Abstract

Despite the increased attention to countertransference and the relational turn in psychoanalysis, with few exceptions (i.e., Levenson 1994) little has been written about the analyst’s desire and its impact on the therapeutic process (Siebold, 2009). In Loving Psychoanalysis, Levine attempts to redress this lack. The book is a series of chapters, many of which are reprints of previously published articles. The theme that integrates these articles is Levine’s effort to explore the analyst’s desires, interests and participation in the analytic process. Her playful and considered explorations of clinical processes include examining ideas such as the Pygmalion myth, the aesthetics of analysis, and the application of chaos theory, which she offers as a possible way to understand complexity in psychoanalytic thought. In Chapter 1, Levine suggests that despite the numerous myths that exist, only two, Narcissus and Oedipus gained import in Freud’s psychoanalytic theorizing. She offers Pygmalion, first depicted by Ovid and subsequently adapted by Shaw, as another myth that has relevance for the analytic process.

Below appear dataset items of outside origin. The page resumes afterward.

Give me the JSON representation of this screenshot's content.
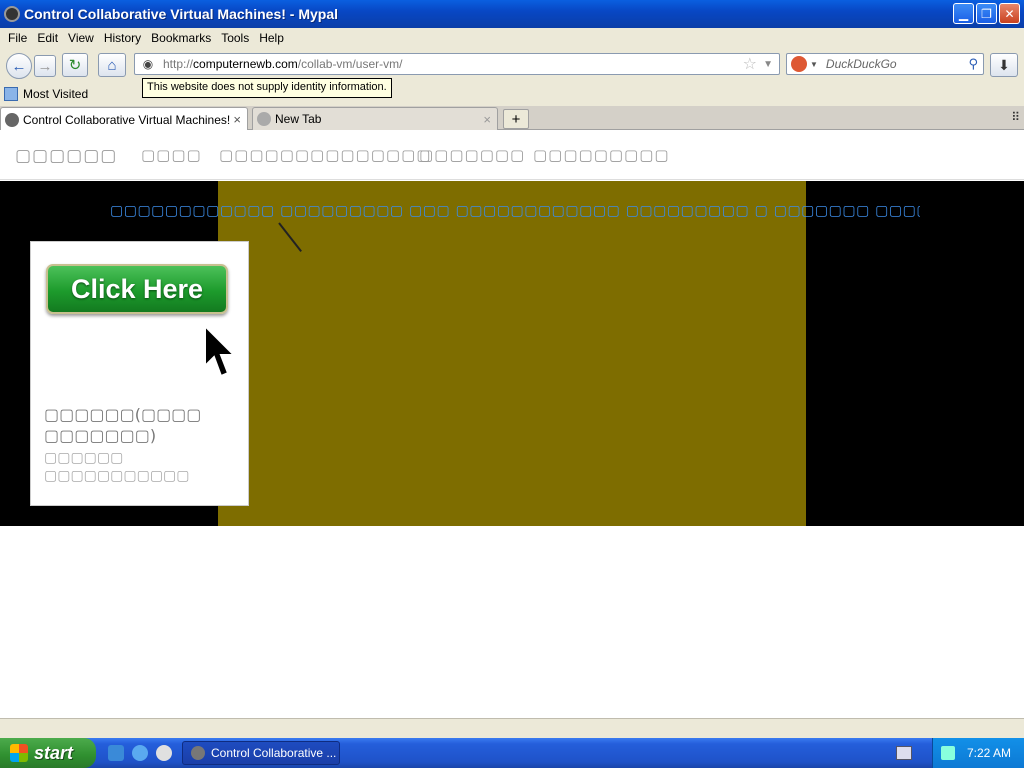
{
  "window": {
    "title": "Control Collaborative Virtual Machines! - Mypal",
    "minimize": "▁",
    "restore": "❐",
    "close": "✕"
  },
  "menu": {
    "items": [
      "File",
      "Edit",
      "View",
      "History",
      "Bookmarks",
      "Tools",
      "Help"
    ]
  },
  "nav": {
    "back_icon": "←",
    "forward_icon": "→",
    "reload_icon": "↻",
    "home_icon": "⌂",
    "url_prefix": "http://",
    "url_domain": "computernewb.com",
    "url_path": "/collab-vm/user-vm/",
    "search_placeholder": "DuckDuckGo",
    "download_icon": "⬇"
  },
  "tooltip": "This website does not supply identity information.",
  "bookmarks": {
    "most_visited": "Most Visited"
  },
  "tabs": {
    "active": "Control Collaborative Virtual Machines!",
    "inactive": "New Tab",
    "close": "×",
    "new_tab": "+",
    "list_all": "⠿"
  },
  "page": {
    "nav_items": [
      "▢▢▢▢▢▢",
      "▢▢▢▢",
      "▢▢▢▢▢▢▢▢▢▢▢▢▢▢",
      "▢▢▢▢▢▢▢",
      "▢▢▢▢▢▢▢▢▢"
    ],
    "headline": "▢▢▢▢▢▢▢▢▢▢▢▢ ▢▢▢▢▢▢▢▢▢ ▢▢▢ ▢▢▢▢▢▢▢▢▢▢▢▢ ▢▢▢▢▢▢▢▢▢ ▢ ▢▢▢▢▢▢▢ ▢▢▢▢▢▢▢",
    "card": {
      "button": "Click Here",
      "title": "▢▢▢▢▢▢(▢▢▢▢ ▢▢▢▢▢▢▢)",
      "subtitle": "▢▢▢▢▢▢ ▢▢▢▢▢▢▢▢▢▢▢"
    }
  },
  "taskbar": {
    "start": "start",
    "window_item": "Control Collaborative ...",
    "clock": "7:22 AM"
  }
}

Drawing on other psychoanalytic thinkers, Levine urges us to expand our thinking about the analyst’s narcissistic desires. Aren’t we all potential Henry Higgens? Aren’t we all vulnerable to attempts at transforming Eliza Doolittle into the analyst’s image and likeness? In using Pygmallion as a cautionary tale, she also allows that psychoanalysis might be a shared fiction in which the analyst believes she will be unaffected by the story being created with her patient. Throughout this chapter Levine uses different theorists such as Winnicott, Lacan and Kohut to examine the mirroring function of the analyst as a necessary, but also problematic part of the analytic process. That the patient wants to cure his or her pain is only a part of how they come to choose the analyst or stay in analysis. The pain of the dyadic interaction, the reflection in the mirror, which is also a reflection of the analyst’s flaws, and the pre-oedipal love of the analyst by the patient are aspects of the treatment that are captured in the Pygmalion myth.